昨年11月の「全国商工会議所観光振興大会2018 in 会津若松」の開催に合わせて公表された「地域および商工会議所における観光振興の現状に関する調査結果」は、日本商工会議所が全国515商工会議所を対象に毎年アンケート調査しているもの。今回は18年8月に調査を実施し448商工会議所から回答があり、回答率は87.0%だった。
調査結果を見ると、観光振興への取り組みの中でもインバウンドへの取り組みが全体的に強化されており、インバウンド市場の拡大を受けて全国の商工会議所における訪日外国人の旅行需要取り込みへの動きが活発化していることがうかがえる。
地域におけるインバウンド拡大への取り組みについて「積極的に取り組んでいる」「まあまあ取り組んでいる」と回答した商工会議所は53.1%(238カ所)で5割を超えた。前回調査では回答のあった所)で515商工会議所中の250カ所で比率は48.5%。今回初めて5割を超えた。

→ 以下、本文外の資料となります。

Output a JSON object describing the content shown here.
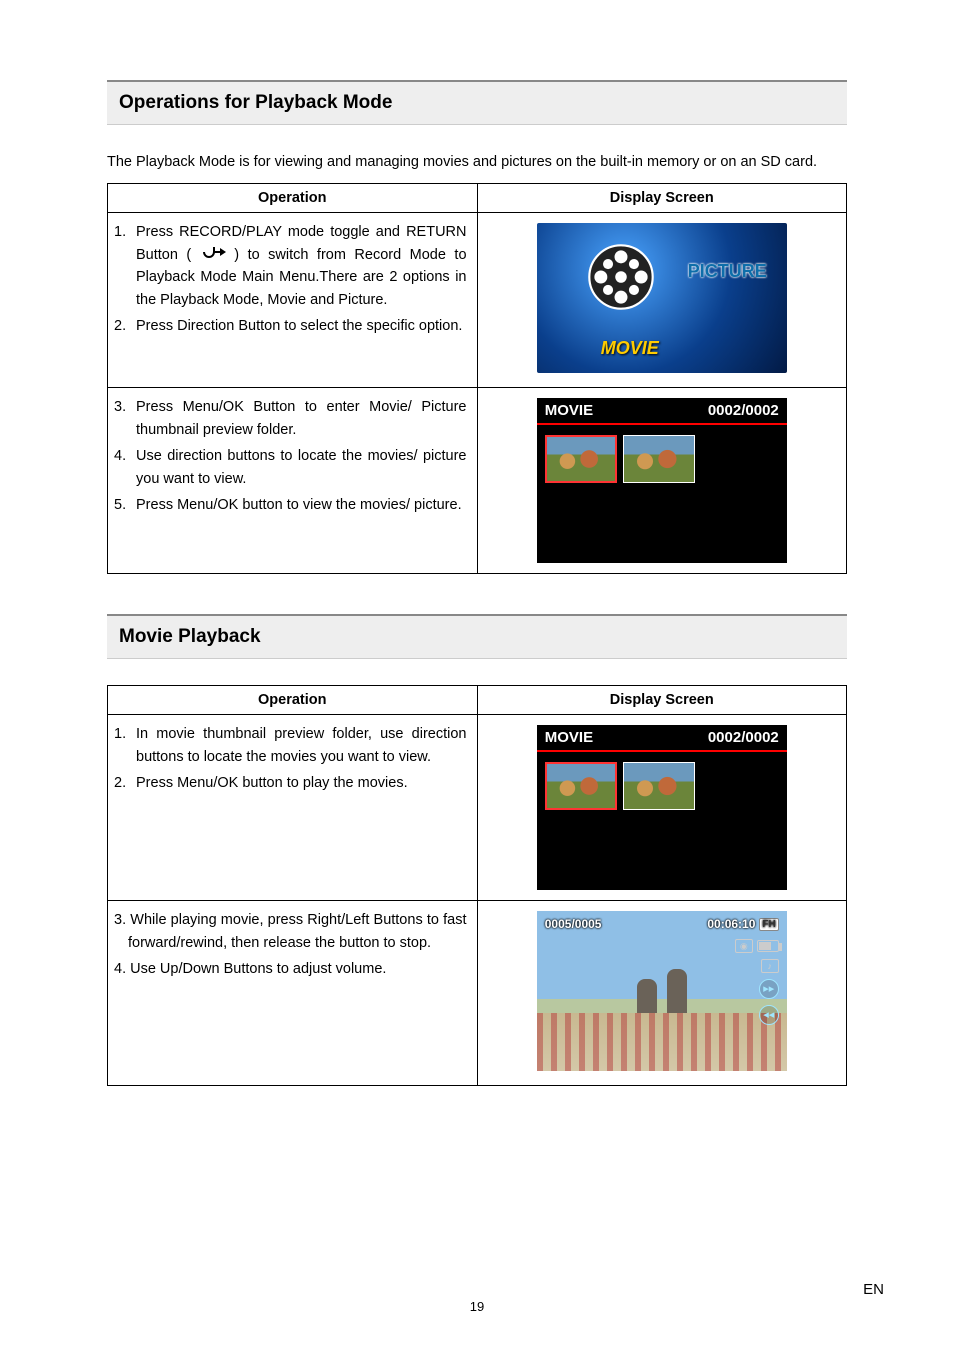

前回と今回では回答した商工会議所数が異なるため、“初の5割超え”を単純に比較できないが、全国の商工会議所におけるインバウンドへの取り組み意欲は、増すことこそあれ減じていることはなさそうだ。
また、「あまり積極的に取り組んでいない」「ほとんど取り組んでいない」と回答した205カ所に今後の取り組みについて聞いたところ、46.4%(95カ所)の商工会議所が「積極的に取り組むことにしている」「取り組む方向で検討している」と回答。取り組みの成果に関しては「受け入れ意識の変化」 が最多の71件となった。
訪日教育旅行の受け入れは2割に
今回の調査は基本的事項を尋ねた前回までとは内容を変え、取り組み内容についてはより具体的に地域が直面する観光振興の課題も尋ねた。
インバウンドに関しては、訪日教育旅行の受け入れに関しても尋ねている。訪日教育旅行の受け入れは、インバウンド拡大の有効な手段として期待され、国も現在受け入れる4万人を20年までに6万人に増やす目標を掲げるなど重要な取り組みだ。しかし、77.7%(348カ所)の地域が「受け入れていない」「わからない、知らない」と回答。「受け入れている」との回答は22.3%(100カ所)にとどまる。

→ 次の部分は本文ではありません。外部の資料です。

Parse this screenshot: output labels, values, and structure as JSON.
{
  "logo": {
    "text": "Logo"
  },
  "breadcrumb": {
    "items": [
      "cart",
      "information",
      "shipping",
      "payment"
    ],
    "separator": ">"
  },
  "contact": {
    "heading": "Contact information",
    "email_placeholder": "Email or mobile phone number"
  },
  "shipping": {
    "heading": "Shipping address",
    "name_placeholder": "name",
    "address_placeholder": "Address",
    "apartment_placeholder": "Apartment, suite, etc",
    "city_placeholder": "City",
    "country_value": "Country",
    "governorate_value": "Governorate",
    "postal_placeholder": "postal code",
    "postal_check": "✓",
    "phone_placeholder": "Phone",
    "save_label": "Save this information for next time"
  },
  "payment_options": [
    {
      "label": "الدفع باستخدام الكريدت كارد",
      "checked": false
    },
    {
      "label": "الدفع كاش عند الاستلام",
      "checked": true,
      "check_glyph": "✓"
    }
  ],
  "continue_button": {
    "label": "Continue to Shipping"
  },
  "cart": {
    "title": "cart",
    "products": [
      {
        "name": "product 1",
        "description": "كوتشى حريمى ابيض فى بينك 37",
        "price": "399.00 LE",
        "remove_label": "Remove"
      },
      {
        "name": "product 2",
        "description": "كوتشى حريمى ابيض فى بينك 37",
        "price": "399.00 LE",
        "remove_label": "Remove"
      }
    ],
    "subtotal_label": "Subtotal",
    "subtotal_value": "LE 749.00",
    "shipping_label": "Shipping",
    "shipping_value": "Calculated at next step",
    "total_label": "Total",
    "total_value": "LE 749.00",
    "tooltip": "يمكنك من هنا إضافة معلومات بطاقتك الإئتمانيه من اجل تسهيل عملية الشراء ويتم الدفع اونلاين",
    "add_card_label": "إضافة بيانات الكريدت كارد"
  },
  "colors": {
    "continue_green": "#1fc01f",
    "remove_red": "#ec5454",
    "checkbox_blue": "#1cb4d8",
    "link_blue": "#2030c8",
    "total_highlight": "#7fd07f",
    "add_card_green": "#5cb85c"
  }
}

受け入れ主体は自治体が最も多く53件、次いで学校27件、教育委員会15件、DMO7件、NPO7件で商工会議所が受け入れ主体になるケースも5件あった。派遣元を国・地域別に見ると多い順に、台湾(55件)、中国(33件)、その他アジア(16件)、北中米(16件)、韓国(14件)と続く(複数回答)。
また受け入れ経験のある商工会議所から寄せられたコメントの中には、「派遣元からの急な依頼やキャンセルが多い」「(急な依頼により)国・地域によってはビザ発給が間に合わず訪日できない学生がいる」といったものもあり、海外との習慣や感覚の違いに戸惑う様子もうかがえる。
自然災害の多い日本で欠かせない危機対応でも、外国人対応が手薄なのが実情。理由を尋ねたところ「インバウンドがいない(来ない)・少ないため、必要性を感じない」が36.8%(165カ所)。他に「インバウンドの対応まで手がまわらない」が21.4%(96カ所)、「危機管理体制を整える自治体の対応が遅れている」が14.3%(64カ所)となっている。